Date: October 15, 2020
Time: 12:30 pm - 1:30 pm
Location: Virtual Seminar
Online Optimization and Energy
Professor of Computing and Mathematical Sciences; Executive Officer for Computing and Mathematical Sciences; Director, Information Science and Technology, Caltech
Online optimization is a powerful framework in machine learning that has seen numerous applications to problems in energy and sustainability. In my group at Caltech, we began by applying online optimization to ‘right-size’ capacity in data centers nearly a decade ago; and by now tools from online optimization have been applied to develop algorithms for geographical load balancing among data centers, demand response, generation planning, energy storage management, and beyond. In this talk, I will highlight both the applications of online optimization and the theoretical progress that has been driven by applications in energy and sustainability. Over a decade, we have moved from designing algorithms for one-dimensional problems with restrictive assumptions on costs to general results for high-dimensional, non-convex problems that highlight the role of constraints, predictions, delay, multi-timescale control, and more.
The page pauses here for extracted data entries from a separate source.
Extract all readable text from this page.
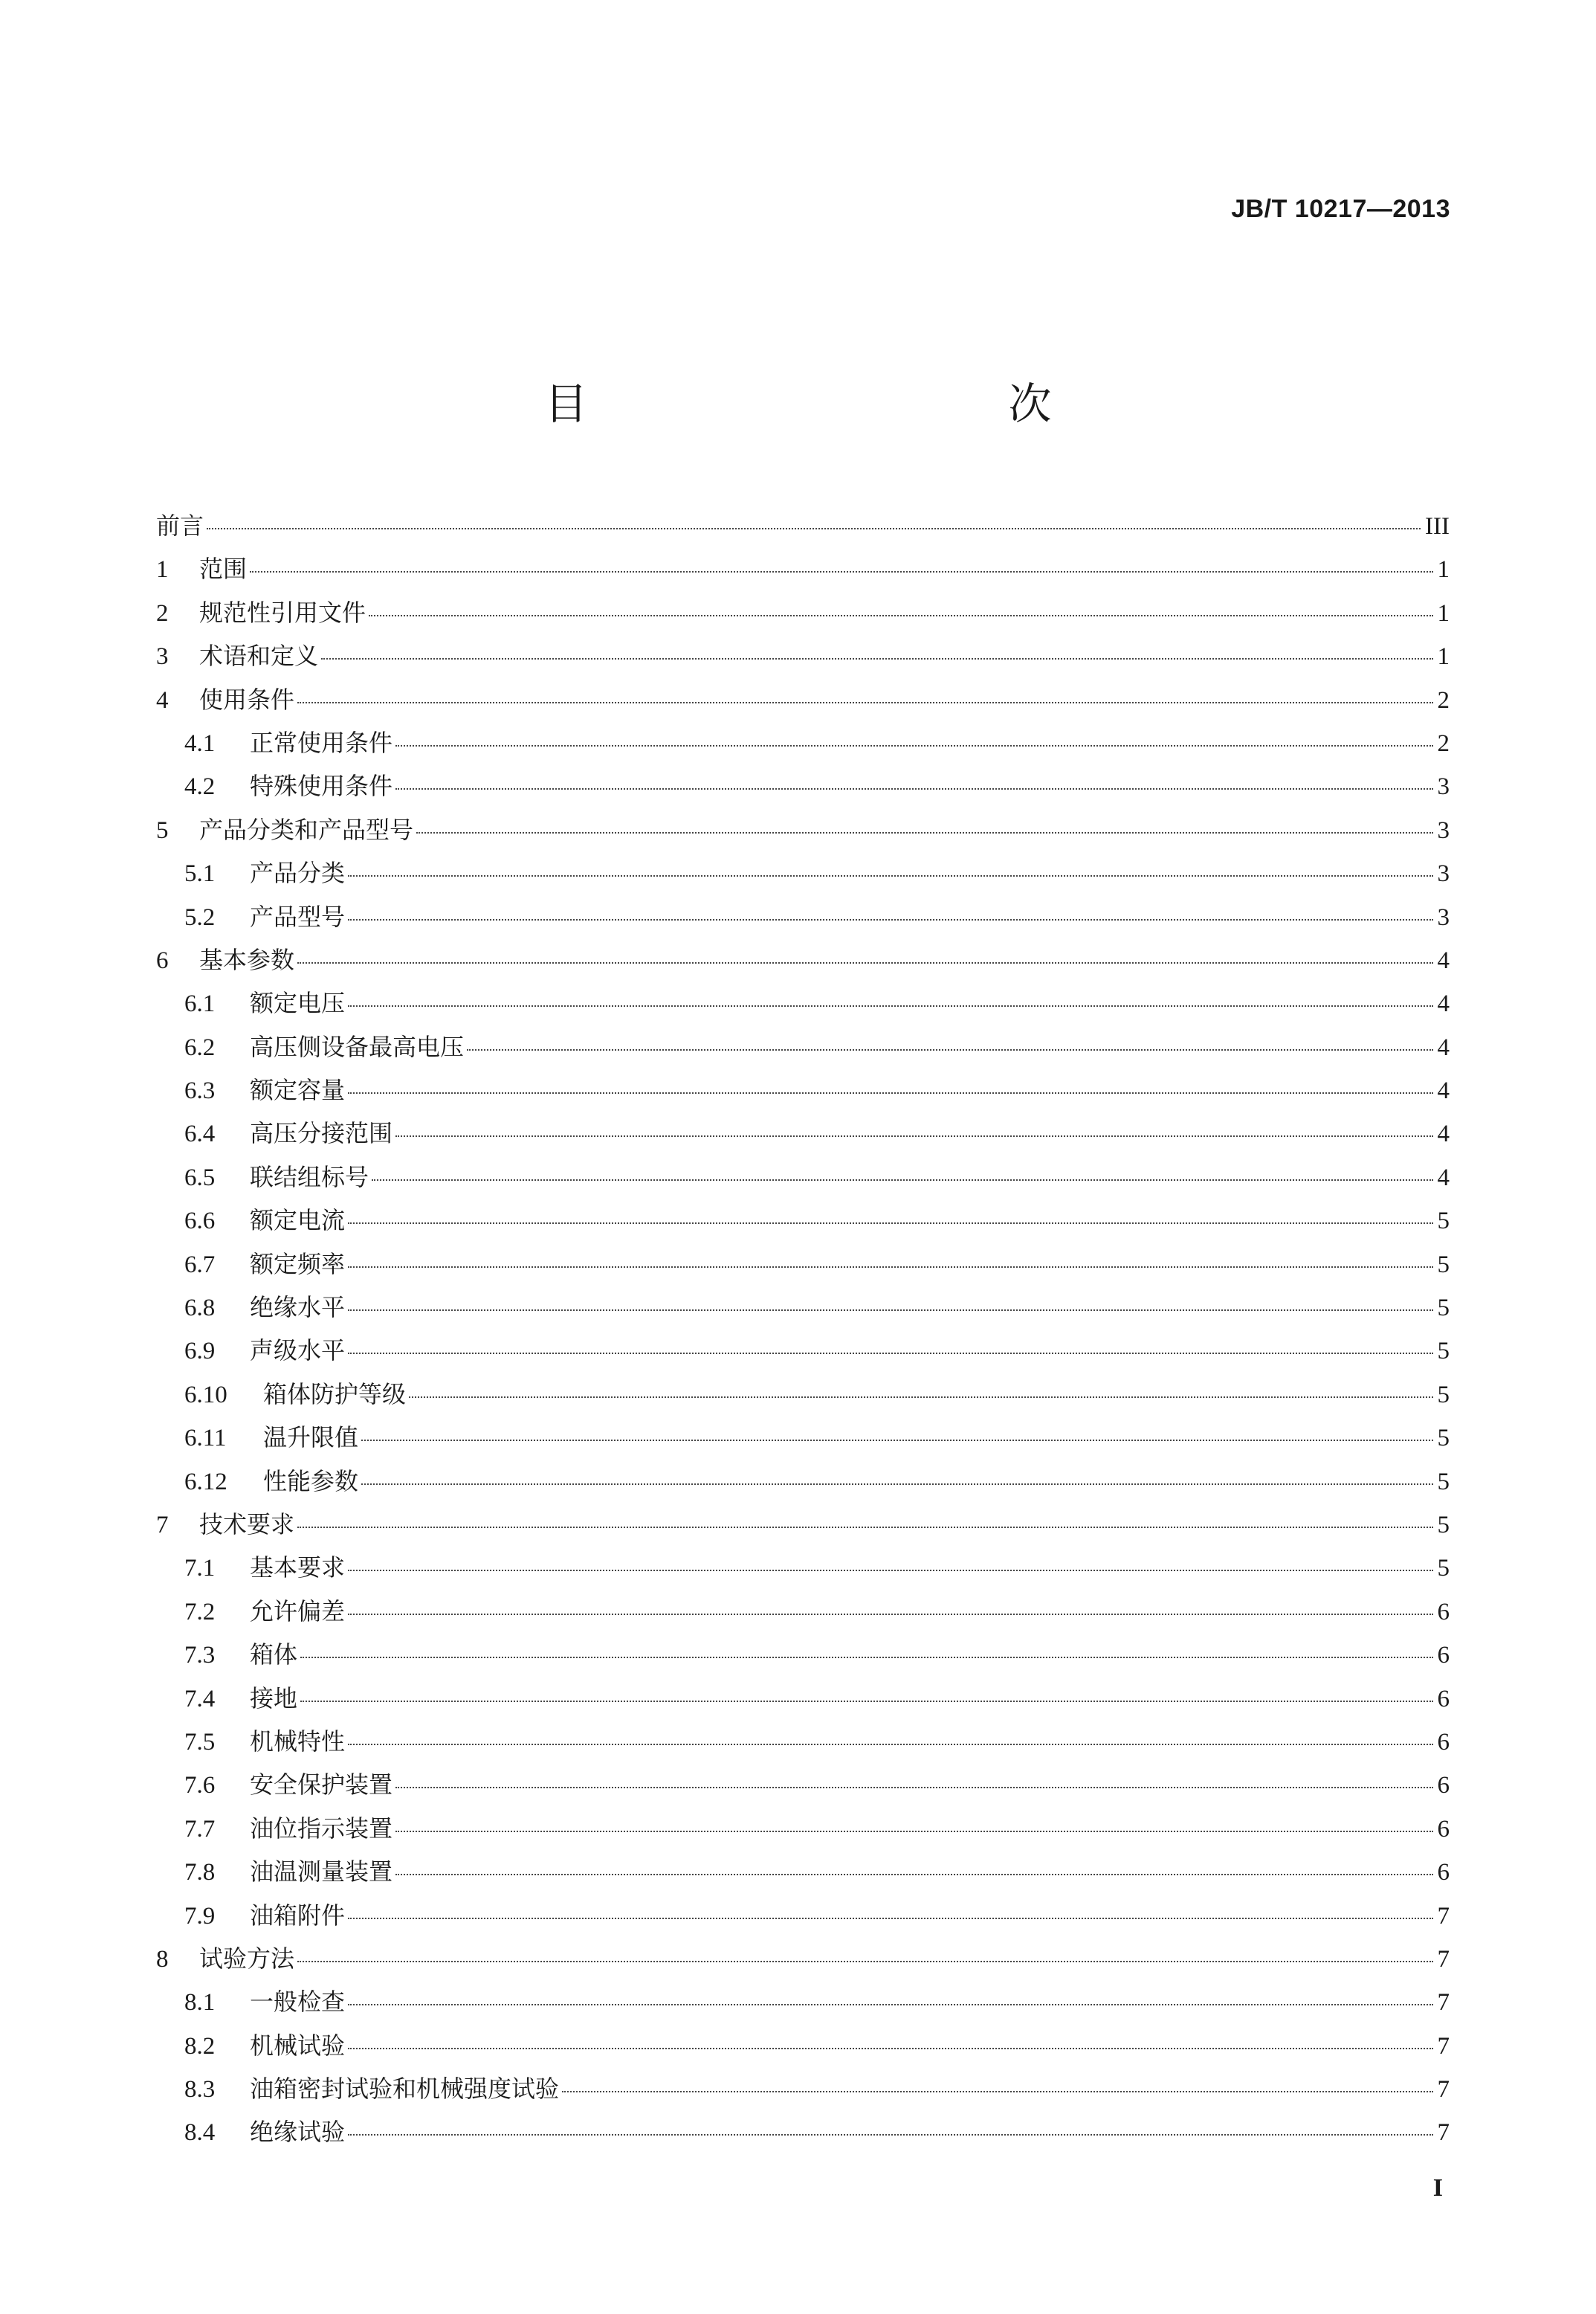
JB/T 10217—2013
目　　次
前言	III
1	范围	1
2	规范性引用文件	1
3	术语和定义	1
4	使用条件	2
4.1	正常使用条件	2
4.2	特殊使用条件	3
5	产品分类和产品型号	3
5.1	产品分类	3
5.2	产品型号	3
6	基本参数	4
6.1	额定电压	4
6.2	高压侧设备最高电压	4
6.3	额定容量	4
6.4	高压分接范围	4
6.5	联结组标号	4
6.6	额定电流	5
6.7	额定频率	5
6.8	绝缘水平	5
6.9	声级水平	5
6.10	箱体防护等级	5
6.11	温升限值	5
6.12	性能参数	5
7	技术要求	5
7.1	基本要求	5
7.2	允许偏差	6
7.3	箱体	6
7.4	接地	6
7.5	机械特性	6
7.6	安全保护装置	6
7.7	油位指示装置	6
7.8	油温测量装置	6
7.9	油箱附件	7
8	试验方法	7
8.1	一般检查	7
8.2	机械试验	7
8.3	油箱密封试验和机械强度试验	7
8.4	绝缘试验	7
I
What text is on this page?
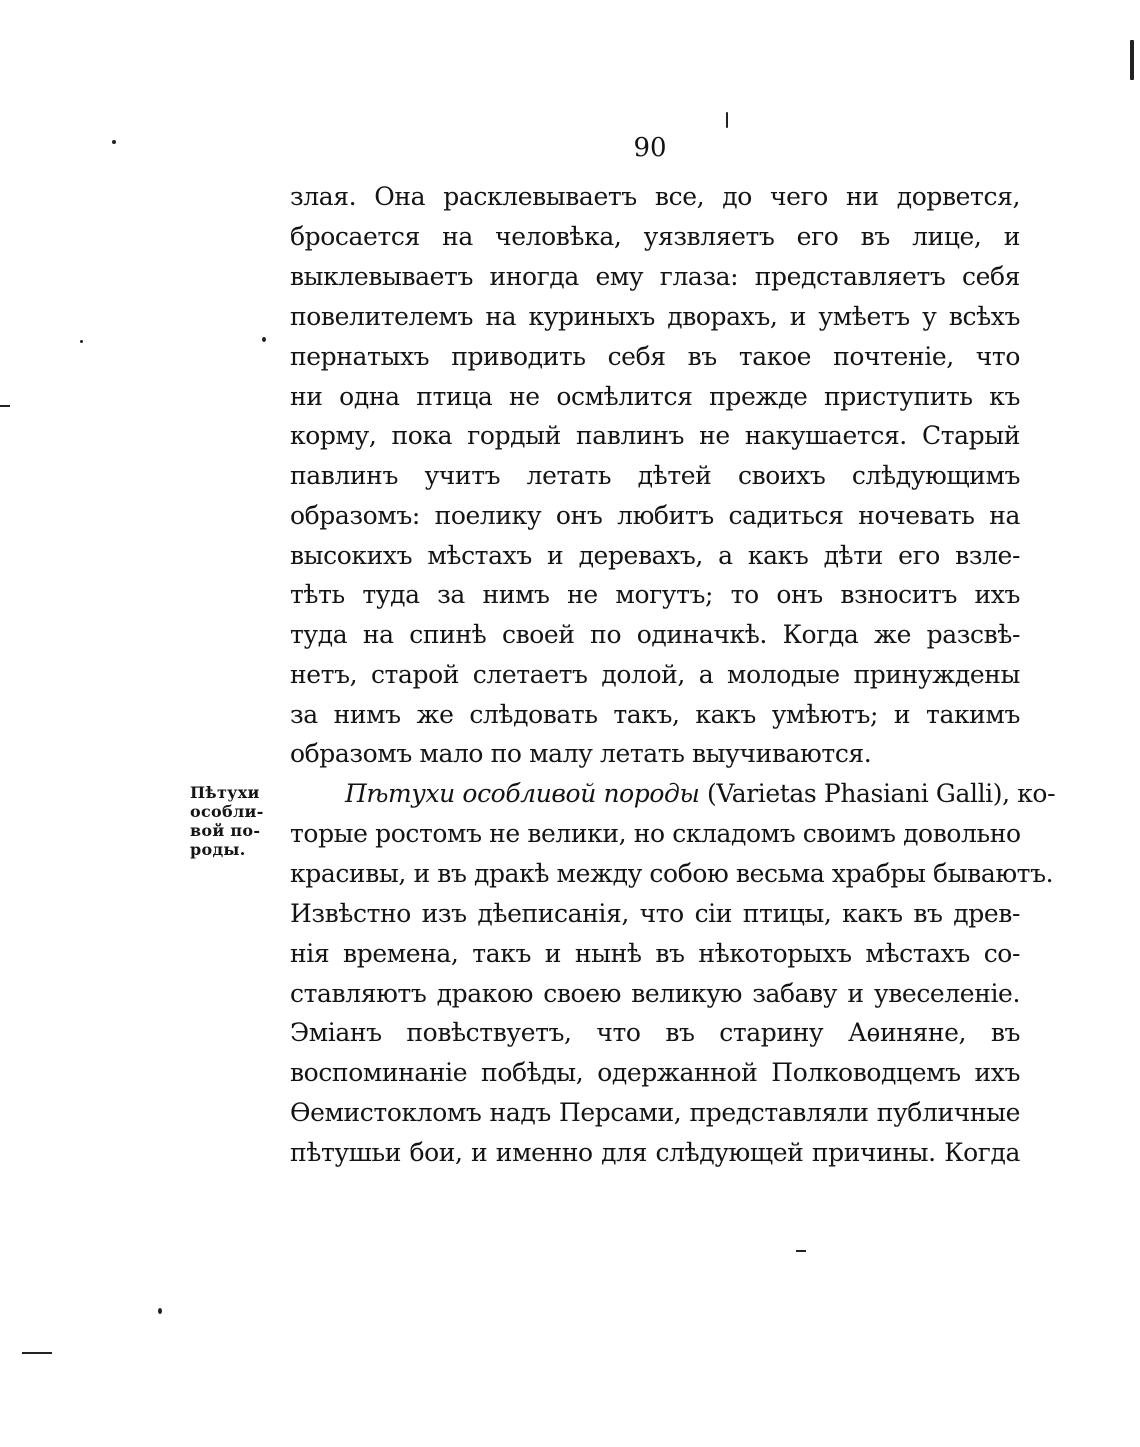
90
злая. Она расклевываетъ все, до чего ни дорвется,
бросается на человѣка, уязвляетъ его въ лице, и
выклевываетъ иногда ему глаза: представляетъ себя
повелителемъ на куриныхъ дворахъ, и умѣетъ у всѣхъ
пернатыхъ приводить себя въ такое почтеніе, что
ни одна птица не осмѣлится прежде приступить къ
корму, пока гордый павлинъ не накушается. Старый
павлинъ учитъ летать дѣтей своихъ слѣдующимъ
образомъ: поелику онъ любитъ садиться ночевать на
высокихъ мѣстахъ и деревахъ, а какъ дѣти его взле-
тѣть туда за нимъ не могутъ; то онъ взноситъ ихъ
туда на спинѣ своей по одиначкѣ. Когда же разсвѣ-
нетъ, старой слетаетъ долой, а молодые принуждены
за нимъ же слѣдовать такъ, какъ умѣютъ; и такимъ
образомъ мало по малу летать выучиваются.
Пѣтухи
особли-
вой по-
роды.
Пѣтухи особливой породы (Varietas Phasiani Galli), ко-
торые ростомъ не велики, но складомъ своимъ довольно
красивы, и въ дракѣ между собою весьма храбры бываютъ.
Извѣстно изъ дѣеписанія, что сіи птицы, какъ въ древ-
нія времена, такъ и нынѣ въ нѣкоторыхъ мѣстахъ со-
ставляютъ дракою своею великую забаву и увеселеніе.
Эміанъ повѣствуетъ, что въ старину Аѳиняне, въ
воспоминаніе побѣды, одержанной Полководцемъ ихъ
Ѳемистокломъ надъ Персами, представляли публичные
пѣтушьи бои, и именно для слѣдующей причины. Когда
Adam Wierman is a Professor in the Department of Computing and Mathematical Sciences (CMS) at the California Institute of Technology. He is the director of the Information Science and Technology (IST) initiative and served as executive officer (a.k.a. department chair) of CMS from 2015-2020. He received his Ph.D., M.Sc. and B.Sc. in Computer Science from Carnegie Mellon University in 2007, 2004, and 2001, respectively, and has been a faculty at Caltech since 2007.
Wierman’s research strives to make the networked systems that govern our world sustainable and resilient. He develops new mathematical tools in machine learning, optimization, control, and economics and applies these tools to design new algorithms and markets that can be deployed in data centers, the electricity grid, transportation systems, and beyond. He is best known for his work spearheading the design of algorithms for sustainable data centers, which led to significant industry adoption and was named a Computerworld Honors Laureate.
He is a recipient of multiple awards, including the ACM SIGMETRICS Rising Star award, the IEEE Communications Society William R. Bennett Prize, an NSF Career award, and multiple teaching awards. He is also a coauthor on papers that have received of best paper awards at a wide variety of conferences across computer science, power engineering, and operations research including ACM Sigmetrics, IEEE INFOCOM, IFIP Performance, and IEEE PES.